The rulings by the AEMC – rejecting the demand response proposal, and kicking the 5 minute ruling down the road for another year – reinforces the view in many quarters that Australia’s regulators are simply too slow, and too beholden to the incumbents to act quick enough to hasten the transition.
That view was reinforced last week when the Australian Competition and Consumer Commission said it saw nothing wrong with the market behaviour of the big generators to exploit their market power and extract high prices in the South Australian market.
That market power has been reinforced this past week with many of the same generators extracting the maximum price when the Australian Energy Market Operator controversially offered to pay them for market services while the main connector was upgraded.
That decision has been criticised by the Clean Energy Council – which questioned why the AEMO wanted to buy 35MW of FCAS from local generators only, effectively delivering them a windfall at a cost to renewable energy generators and consumers.
The new rule on FCAS may not avoid a similar situation in future, because that was a market decision by AEMO. But it should avoid the sort of situation last year when South Australia experienced a major black-out because those generators failed to follow instructions.
Opening up more competition means more battery storage, and more options for the market operator to deal with ‘low inertia’ and high levels of renewable energy. This will occur as more renewable energy enters the market and more fossil fuel generators exit the market.
It was previously thought that thermal coal plants (gas and coal) were the only ones that could provide system security, but this is now rejected. In the US,. Germany, and the UK, market operators are holding major auctions to provide battery storage to meet grid security issues.
In its submission, the South Australia government said increasing competition in the provision of ancillary services through unbundling will provide the market with increased and various suppliers and therefore assist AEMO with its role of ensuring a secure and reliable electricity system.
It, and the rest of COAG, however, have only gotten half of what they wanted. The AEMC has allowed some new technologies into the market with the changes to the FCAS ‘unbundling’, but kept any changes in check by refusing the demand response rule change, effectively keeping that market in the hands of retailers, to help protect the generation assets they own.
And it will likely make it harder for aggregators of demand response software and business models – those bringing together ‘virtual power plants’ that pool the resources of solar and battery storage installations in households and businesses – to push through their proposals with the direct imprimatur from the big retailers.
And it will prevent some demand side consumers from investing in demand response.

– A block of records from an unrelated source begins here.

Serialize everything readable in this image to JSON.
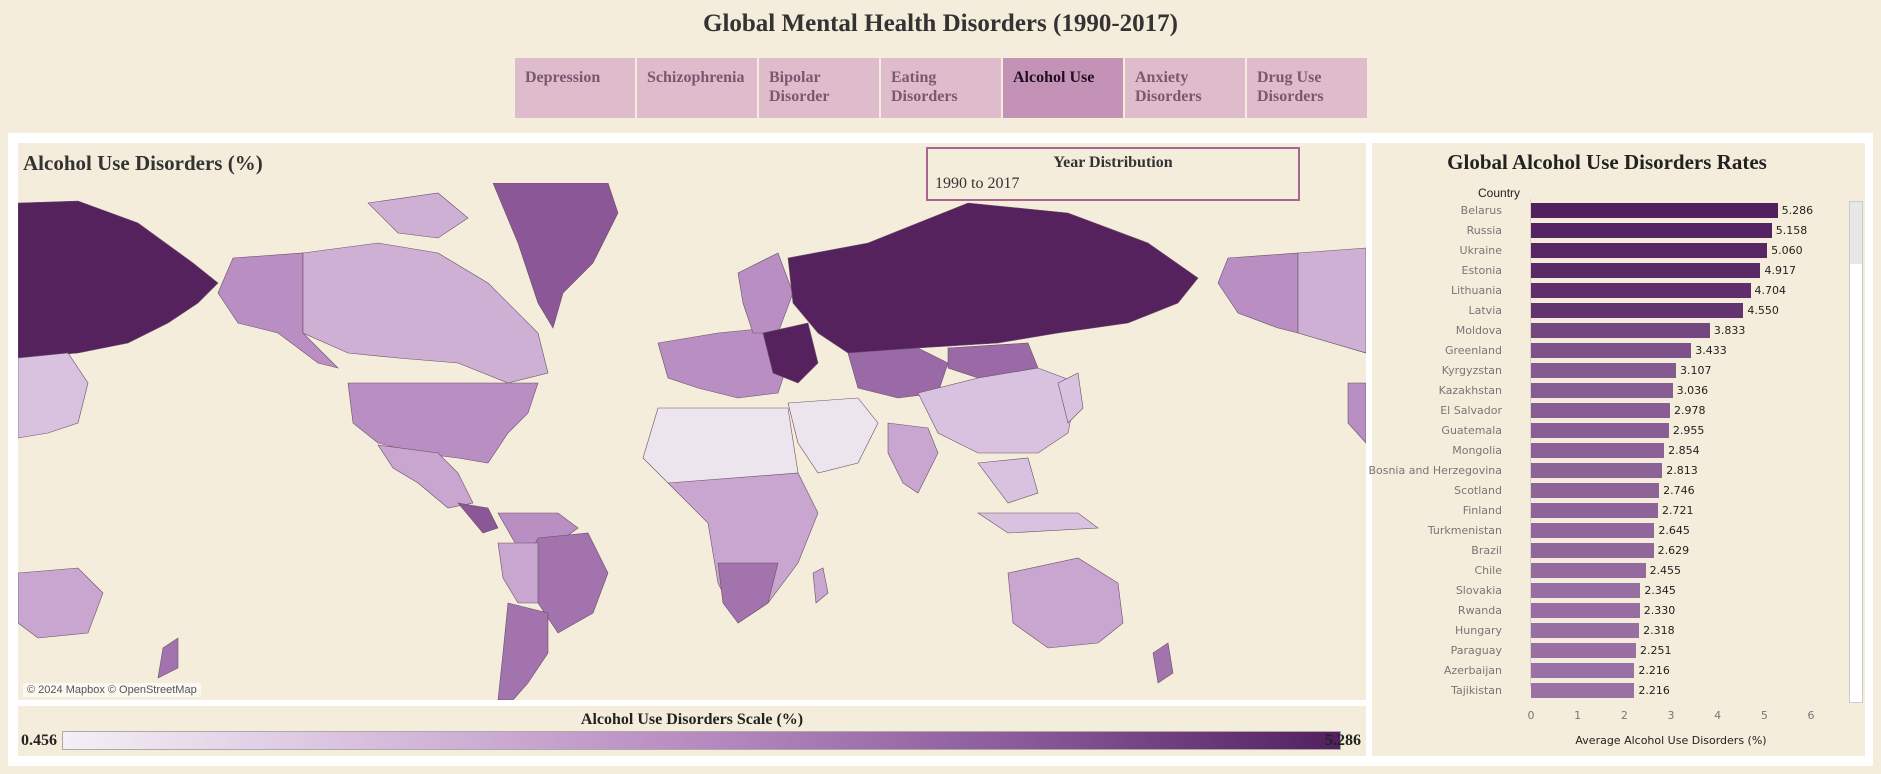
{
  "page": {
    "title": "Global Mental Health Disorders (1990-2017)"
  },
  "tabs": [
    {
      "label": "Depression",
      "active": false
    },
    {
      "label": "Schizophrenia",
      "active": false
    },
    {
      "label": "Bipolar Disorder",
      "active": false
    },
    {
      "label": "Eating Disorders",
      "active": false
    },
    {
      "label": "Alcohol Use",
      "active": true
    },
    {
      "label": "Anxiety Disorders",
      "active": false
    },
    {
      "label": "Drug Use Disorders",
      "active": false
    }
  ],
  "map": {
    "title": "Alcohol Use Disorders (%)",
    "attribution": "© 2024 Mapbox © OpenStreetMap"
  },
  "year_filter": {
    "title": "Year Distribution",
    "value": "1990 to 2017"
  },
  "legend": {
    "title": "Alcohol Use Disorders Scale (%)",
    "min": "0.456",
    "max": "5.286"
  },
  "colors": {
    "dark": "#52205e",
    "light": "#f4f0f6",
    "active_tab": "#c392b6",
    "tab": "#dfbccb"
  },
  "chart_data": {
    "type": "bar",
    "title": "Global Alcohol Use Disorders Rates",
    "category_header": "Country",
    "xlabel": "Average Alcohol Use Disorders (%)",
    "xlim": [
      0,
      6
    ],
    "xticks": [
      "0",
      "1",
      "2",
      "3",
      "4",
      "5",
      "6"
    ],
    "categories": [
      "Belarus",
      "Russia",
      "Ukraine",
      "Estonia",
      "Lithuania",
      "Latvia",
      "Moldova",
      "Greenland",
      "Kyrgyzstan",
      "Kazakhstan",
      "El Salvador",
      "Guatemala",
      "Mongolia",
      "Bosnia and Herzegovina",
      "Scotland",
      "Finland",
      "Turkmenistan",
      "Brazil",
      "Chile",
      "Slovakia",
      "Rwanda",
      "Hungary",
      "Paraguay",
      "Azerbaijan",
      "Tajikistan"
    ],
    "values": [
      5.286,
      5.158,
      5.06,
      4.917,
      4.704,
      4.55,
      3.833,
      3.433,
      3.107,
      3.036,
      2.978,
      2.955,
      2.854,
      2.813,
      2.746,
      2.721,
      2.645,
      2.629,
      2.455,
      2.345,
      2.33,
      2.318,
      2.251,
      2.216,
      2.216
    ],
    "value_labels": [
      "5.286",
      "5.158",
      "5.060",
      "4.917",
      "4.704",
      "4.550",
      "3.833",
      "3.433",
      "3.107",
      "3.036",
      "2.978",
      "2.955",
      "2.854",
      "2.813",
      "2.746",
      "2.721",
      "2.645",
      "2.629",
      "2.455",
      "2.345",
      "2.330",
      "2.318",
      "2.251",
      "2.216",
      "2.216"
    ]
  }
}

Addendum: The rejection of the demand response rule change may make it easier for the big generators to push for so-called ‘capacity’ mechanisms, effectively another subsidy to ensure that thermal plant is available to ensure system supply and security.
Although these payments have been rejected as just another fossil fuel subsidy, companies like AGL are promoting them furiously.

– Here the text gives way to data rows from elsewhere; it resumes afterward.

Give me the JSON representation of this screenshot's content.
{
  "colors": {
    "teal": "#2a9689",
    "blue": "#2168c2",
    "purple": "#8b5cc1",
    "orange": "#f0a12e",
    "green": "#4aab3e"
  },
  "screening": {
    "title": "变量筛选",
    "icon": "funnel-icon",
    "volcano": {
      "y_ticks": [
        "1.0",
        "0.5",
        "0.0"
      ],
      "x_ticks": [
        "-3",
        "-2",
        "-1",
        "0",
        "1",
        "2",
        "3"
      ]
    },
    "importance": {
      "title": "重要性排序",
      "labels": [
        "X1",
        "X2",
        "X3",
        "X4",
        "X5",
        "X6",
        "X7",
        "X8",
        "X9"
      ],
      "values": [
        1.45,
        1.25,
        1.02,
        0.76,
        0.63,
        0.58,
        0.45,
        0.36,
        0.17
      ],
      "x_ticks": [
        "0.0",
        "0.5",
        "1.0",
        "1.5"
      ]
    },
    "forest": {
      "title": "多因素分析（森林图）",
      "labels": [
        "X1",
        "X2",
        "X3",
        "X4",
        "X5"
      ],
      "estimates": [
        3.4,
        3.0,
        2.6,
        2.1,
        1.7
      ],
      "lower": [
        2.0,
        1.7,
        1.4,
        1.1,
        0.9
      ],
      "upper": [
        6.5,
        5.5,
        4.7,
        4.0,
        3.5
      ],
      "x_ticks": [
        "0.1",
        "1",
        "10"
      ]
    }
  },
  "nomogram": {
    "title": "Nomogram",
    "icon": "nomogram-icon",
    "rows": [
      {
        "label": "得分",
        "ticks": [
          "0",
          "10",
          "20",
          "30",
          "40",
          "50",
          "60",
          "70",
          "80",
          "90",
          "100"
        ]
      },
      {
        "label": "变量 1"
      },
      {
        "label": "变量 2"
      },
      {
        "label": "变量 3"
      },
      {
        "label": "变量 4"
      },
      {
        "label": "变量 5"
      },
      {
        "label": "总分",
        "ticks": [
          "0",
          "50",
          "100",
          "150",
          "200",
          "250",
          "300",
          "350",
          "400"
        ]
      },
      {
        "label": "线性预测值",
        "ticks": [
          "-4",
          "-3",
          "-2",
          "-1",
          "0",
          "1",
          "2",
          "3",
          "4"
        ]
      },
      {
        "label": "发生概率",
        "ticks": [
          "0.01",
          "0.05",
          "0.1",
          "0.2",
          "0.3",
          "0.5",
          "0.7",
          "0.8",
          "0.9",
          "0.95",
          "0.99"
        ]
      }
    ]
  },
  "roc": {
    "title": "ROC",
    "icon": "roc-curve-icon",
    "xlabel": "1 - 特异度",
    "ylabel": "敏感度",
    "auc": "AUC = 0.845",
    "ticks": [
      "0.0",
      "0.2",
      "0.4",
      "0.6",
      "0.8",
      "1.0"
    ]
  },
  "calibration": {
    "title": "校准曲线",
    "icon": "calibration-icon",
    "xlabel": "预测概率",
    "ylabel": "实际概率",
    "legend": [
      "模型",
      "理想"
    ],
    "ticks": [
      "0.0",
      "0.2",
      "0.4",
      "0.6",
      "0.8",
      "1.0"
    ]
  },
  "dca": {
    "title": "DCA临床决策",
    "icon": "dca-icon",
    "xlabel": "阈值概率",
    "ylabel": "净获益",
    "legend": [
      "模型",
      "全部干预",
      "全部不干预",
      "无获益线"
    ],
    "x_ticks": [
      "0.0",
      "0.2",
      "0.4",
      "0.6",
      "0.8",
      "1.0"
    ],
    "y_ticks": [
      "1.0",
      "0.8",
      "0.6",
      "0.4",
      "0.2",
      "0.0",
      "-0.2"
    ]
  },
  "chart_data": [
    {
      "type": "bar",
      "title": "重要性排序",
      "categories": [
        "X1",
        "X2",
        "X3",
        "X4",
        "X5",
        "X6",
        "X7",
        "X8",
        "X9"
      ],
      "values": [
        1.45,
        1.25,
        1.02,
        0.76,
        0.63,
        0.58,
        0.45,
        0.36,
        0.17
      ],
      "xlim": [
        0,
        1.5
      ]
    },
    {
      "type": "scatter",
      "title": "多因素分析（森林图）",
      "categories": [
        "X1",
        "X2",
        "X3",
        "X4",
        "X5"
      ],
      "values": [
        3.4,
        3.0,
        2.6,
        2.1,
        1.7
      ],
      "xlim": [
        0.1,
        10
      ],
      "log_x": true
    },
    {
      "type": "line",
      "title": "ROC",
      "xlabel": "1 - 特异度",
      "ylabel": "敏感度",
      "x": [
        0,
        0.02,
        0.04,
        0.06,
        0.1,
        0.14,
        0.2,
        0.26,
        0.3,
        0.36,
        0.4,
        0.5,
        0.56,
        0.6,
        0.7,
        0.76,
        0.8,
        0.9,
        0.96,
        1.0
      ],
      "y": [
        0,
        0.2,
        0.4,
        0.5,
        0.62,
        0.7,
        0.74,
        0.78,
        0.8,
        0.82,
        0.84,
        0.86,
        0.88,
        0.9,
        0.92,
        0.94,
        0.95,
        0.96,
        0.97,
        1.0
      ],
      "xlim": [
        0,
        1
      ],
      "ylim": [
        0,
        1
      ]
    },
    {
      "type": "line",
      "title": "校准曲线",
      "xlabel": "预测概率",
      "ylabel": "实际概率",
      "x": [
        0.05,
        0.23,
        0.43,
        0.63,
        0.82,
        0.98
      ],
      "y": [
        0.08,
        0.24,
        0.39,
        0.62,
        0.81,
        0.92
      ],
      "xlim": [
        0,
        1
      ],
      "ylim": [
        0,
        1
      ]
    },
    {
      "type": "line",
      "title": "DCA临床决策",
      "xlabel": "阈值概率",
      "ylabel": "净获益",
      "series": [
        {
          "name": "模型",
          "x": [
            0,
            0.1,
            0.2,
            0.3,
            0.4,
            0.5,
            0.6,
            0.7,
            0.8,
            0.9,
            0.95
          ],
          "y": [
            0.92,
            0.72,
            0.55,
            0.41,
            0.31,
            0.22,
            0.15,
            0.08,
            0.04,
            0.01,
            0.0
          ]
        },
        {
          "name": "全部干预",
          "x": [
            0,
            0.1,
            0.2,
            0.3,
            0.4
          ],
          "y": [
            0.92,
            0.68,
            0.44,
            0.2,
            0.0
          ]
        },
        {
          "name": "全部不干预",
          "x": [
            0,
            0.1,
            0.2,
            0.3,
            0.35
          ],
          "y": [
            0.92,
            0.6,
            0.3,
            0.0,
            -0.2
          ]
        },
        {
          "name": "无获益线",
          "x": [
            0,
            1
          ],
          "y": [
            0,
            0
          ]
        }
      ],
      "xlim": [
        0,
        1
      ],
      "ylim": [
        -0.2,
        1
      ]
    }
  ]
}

It has been said that the argument for a capacity market is often predicated on the absence of demand side response, and demand side participation. So AGL and other big generators will be pleased with the AEMC decision.
Not only that, having demand response would remove the need to have price caps, which critics say have become a ‘focal point for tacit collusion’. A strong demand side market and more competitive scarcity prices and no price cap may result in a more efficient outcomes for participants on the NEM.